US initial jobless claims
Regular readers will be aware that in 2012 we had been on a consistently improving trend for this number until the last couple of weeks or so. The habit of the Department of Labor Statistics of nearly always having a later upwards revision to the numbers had added to the unease for those who bother to check back. This week we received this.
"In the week ending April 7, the advance figure for seasonally adjusted initial claims was 380,000, an increase of 13,000 from the previous week's revised figure of 367,000. The 4-week moving average was 368,500, an increase of 4,250 from the previous week's revised average of 364,250."
So we have now moved away from the 350k level which had seemed to be stable for a while. We see this confirmed by the four-week average which is rising too. We also see that last weeks figure has been revised higher by some 10,000 as it was originally reported as 357k. Accordingly there are genuine worries as to what this weeks number might be revised up to. Also we see that the number for the 5th of April which was announced as a decrease was in fact an increase which does tend to raise a doubt over the initial release which sadly is virtually always in the same direction.
You may be wondering about the virtually world-wide rally now. Well these numbers if repeated would make more easing from the US Federal Reserve or what has already been named QE3 more likely and markets advanced on that basis.

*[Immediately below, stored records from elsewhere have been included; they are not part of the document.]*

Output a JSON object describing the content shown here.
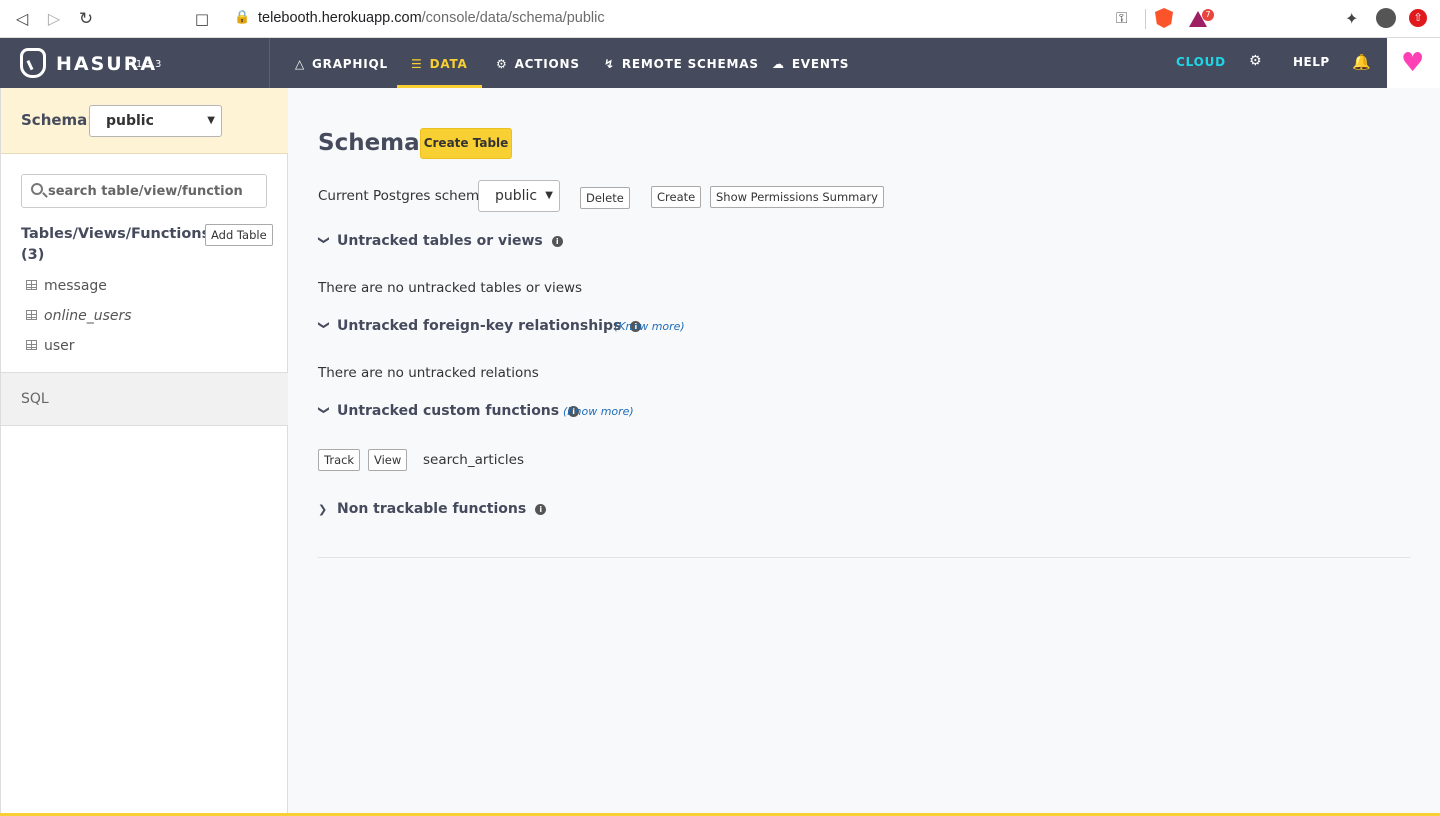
{
  "browser": {
    "url_host": "telebooth.herokuapp.com",
    "url_path": "/console/data/schema/public",
    "ext_badge": "7"
  },
  "navbar": {
    "brand": "HASURA",
    "version": "v1.3.3",
    "items": [
      {
        "label": "GRAPHIQL",
        "icon": "flask-icon"
      },
      {
        "label": "DATA",
        "icon": "database-icon",
        "active": true
      },
      {
        "label": "ACTIONS",
        "icon": "cogs-icon"
      },
      {
        "label": "REMOTE SCHEMAS",
        "icon": "plug-icon"
      },
      {
        "label": "EVENTS",
        "icon": "cloud-icon"
      }
    ],
    "cloud": "CLOUD",
    "help": "HELP",
    "accent_color": "#f8d033",
    "cloud_color": "#1fd6e5"
  },
  "sidebar": {
    "schema_label": "Schema:",
    "schema_value": "public",
    "search_placeholder": "search table/view/function",
    "tvf_title": "Tables/Views/Functions (3)",
    "add_table": "Add Table",
    "tables": [
      {
        "name": "message",
        "type": "table"
      },
      {
        "name": "online_users",
        "type": "view"
      },
      {
        "name": "user",
        "type": "table"
      }
    ],
    "sql": "SQL"
  },
  "main": {
    "title": "Schema",
    "create_table": "Create Table",
    "pg_schema_label": "Current Postgres schema",
    "pg_schema_value": "public",
    "delete": "Delete",
    "create": "Create",
    "show_permissions": "Show Permissions Summary",
    "sections": {
      "untracked_tables": {
        "title": "Untracked tables or views",
        "empty": "There are no untracked tables or views"
      },
      "untracked_fk": {
        "title": "Untracked foreign-key relationships",
        "know_more": "(Know more)",
        "empty": "There are no untracked relations"
      },
      "untracked_functions": {
        "title": "Untracked custom functions",
        "know_more": "(Know more)",
        "track": "Track",
        "view": "View",
        "function_name": "search_articles"
      },
      "non_trackable": {
        "title": "Non trackable functions"
      }
    }
  }
}
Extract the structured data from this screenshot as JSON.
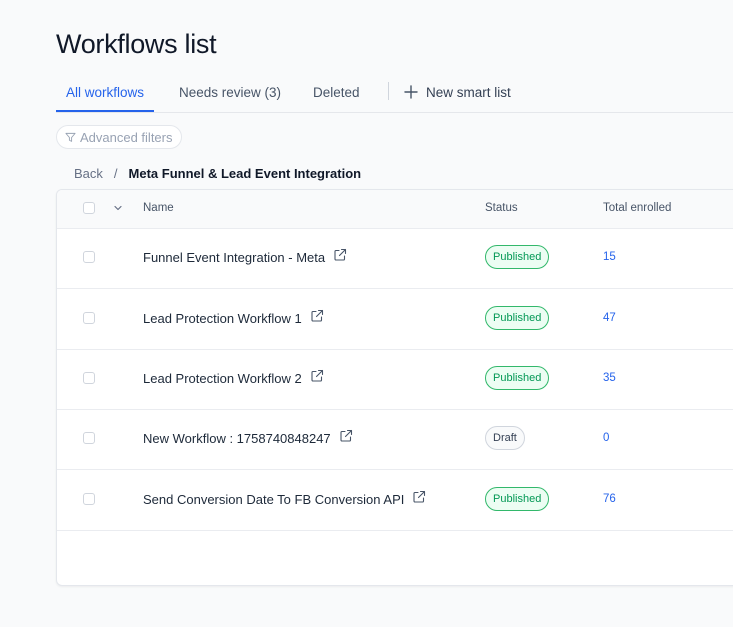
{
  "page": {
    "title": "Workflows list"
  },
  "tabs": {
    "all": "All workflows",
    "review": "Needs review (3)",
    "deleted": "Deleted",
    "new_smart_list": "New smart list"
  },
  "filters": {
    "advanced": "Advanced filters"
  },
  "breadcrumb": {
    "back": "Back",
    "separator": "/",
    "current": "Meta Funnel & Lead Event Integration"
  },
  "table": {
    "columns": {
      "name": "Name",
      "status": "Status",
      "enrolled": "Total enrolled"
    },
    "rows": [
      {
        "name": "Funnel Event Integration - Meta",
        "status": "Published",
        "enrolled": "15"
      },
      {
        "name": "Lead Protection Workflow 1",
        "status": "Published",
        "enrolled": "47"
      },
      {
        "name": "Lead Protection Workflow 2",
        "status": "Published",
        "enrolled": "35"
      },
      {
        "name": "New Workflow : 1758740848247",
        "status": "Draft",
        "enrolled": "0"
      },
      {
        "name": "Send Conversion Date To FB Conversion API",
        "status": "Published",
        "enrolled": "76"
      }
    ]
  },
  "colors": {
    "accent": "#2563eb",
    "published": "#039855",
    "draft": "#344054"
  }
}
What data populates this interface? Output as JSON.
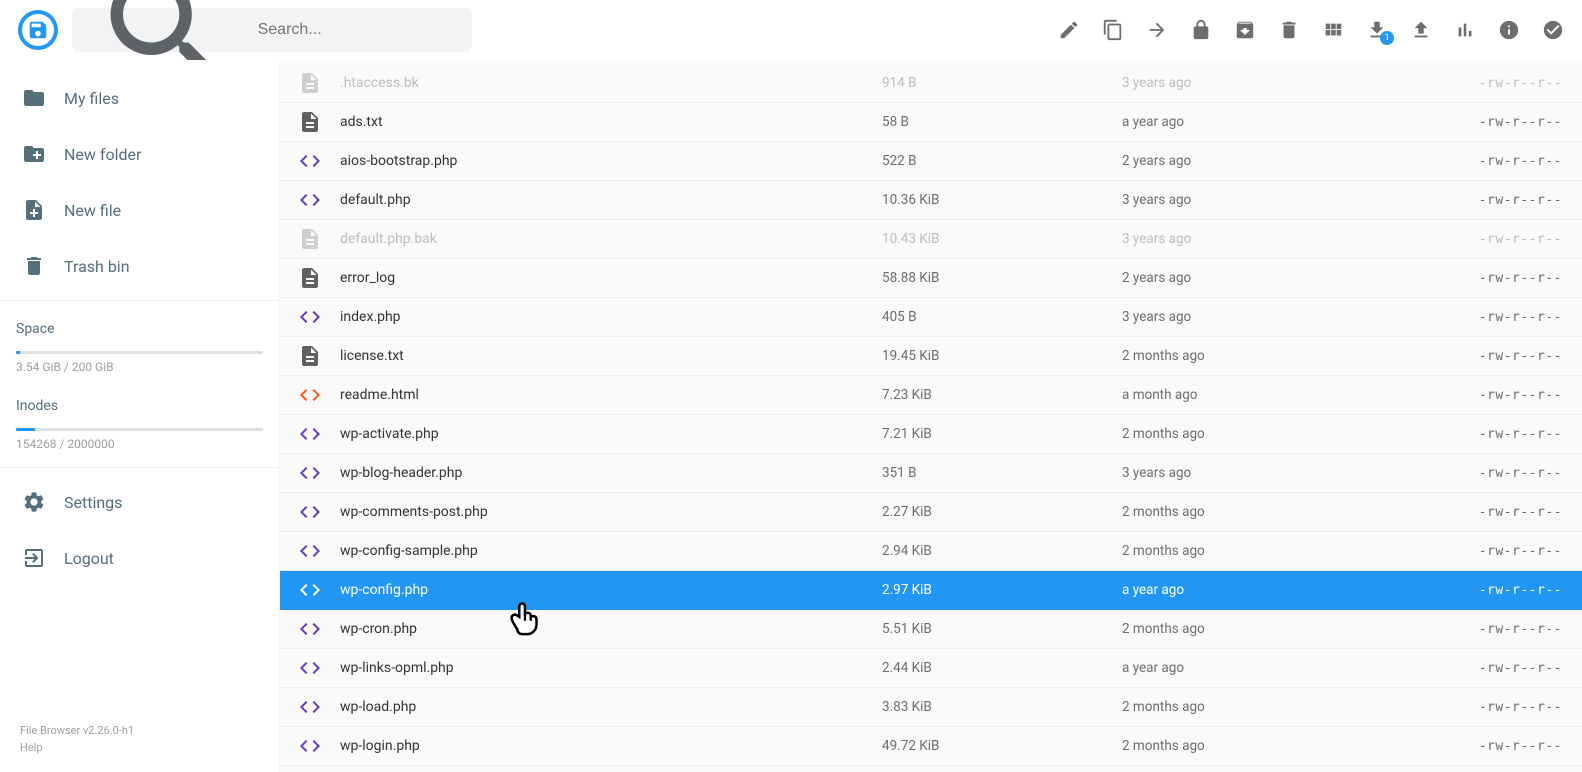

One equity market which missed out was Portugal where the PSI20 index fell by 1% to 5257 and it looks ever more like it is repeating the performance of Greece's stock market. The main driver here was a rights issue from Banco Espirito Santo which accordingly reached point three in my time line for a bank collapse. It's share price was 3 Euros a year ago and is 1.03 Euros now, so shareholders had already seen plenty of pain.
China's economic growth
This did not turn out as hoped either. From the Chinese Bureau of Statistics
"According to the preliminary estimation, the gross domestic product (GDP) of China in the first quarter of this year was 10,799.5 billion yuan, a year-on-year increase of 8.1 per cent"
So not the 9% of the rumour and slightly lower than more sober estimates. Actually we also see a sign of further slowing if we look at the numbers in a more western style of analysis rather than the year on year system.
"The quarter-on-quarter growth of GDP in each quarter of 2011 and in the first quarter of 2012 was 2.2 percent, 2.3 percent, 2.4 percent, 1.9 percent and 1.8 percent respectively."
So if we take the latest quarter and annualise it using the American system we would see 7.4% economic growth reported, so a further dip. Using the last half-year of 1.9% and then 1.8% gives us just more like 7.6%.
So if we take current economic growth of 7.4% (American annualised style compounded) and add the latest consumer price inflation numbers of 3.6% for March we are seeing signs of a general slow down. Indeed Consumer Price Inflation has fallen from a peak of 6.5% last July and is below the 4% target. What will it do next? Well we get something of a clue from my old friend the CRB (Commodities Research Bureau) Index.
CRB Spot Index
The issue of commodity prices and China's influence on them and vice versa is one of the topics of our times. However today I am interested in the vice versa as commodity prices are a signal of upcoming Chinese inflation. If we look back we see falls in the CRB index from 580 in early April 2011 to 474 in mid-December which seems to have been a forerunner to falling Chinese consumer inflation numbers. We then saw a rally in the CRB to the 505 region in early/mid March which coincides with the uptick in Chinese consumer inflation to 3.6%.
However since then the CRB has drifted lower to 491.42 which should have an influence on Chinese inflation going forwards. So with lower economic growth and possible lower inflationary pressure China should continue to ease I believe. As ever the risk is the oil price but even it has stabilised and even drifted a little lower recently to US $121 for a barrel of Brent Crude Oil.
There have been echoes of this in Chinese producer prices which have done this.
"In the first quarter, the producer prices for industrial products went up by 0.1 percent, which was 5.9 percentage points lower than that in 2011, or 7.0 percentage points lower than that in the same period of last year."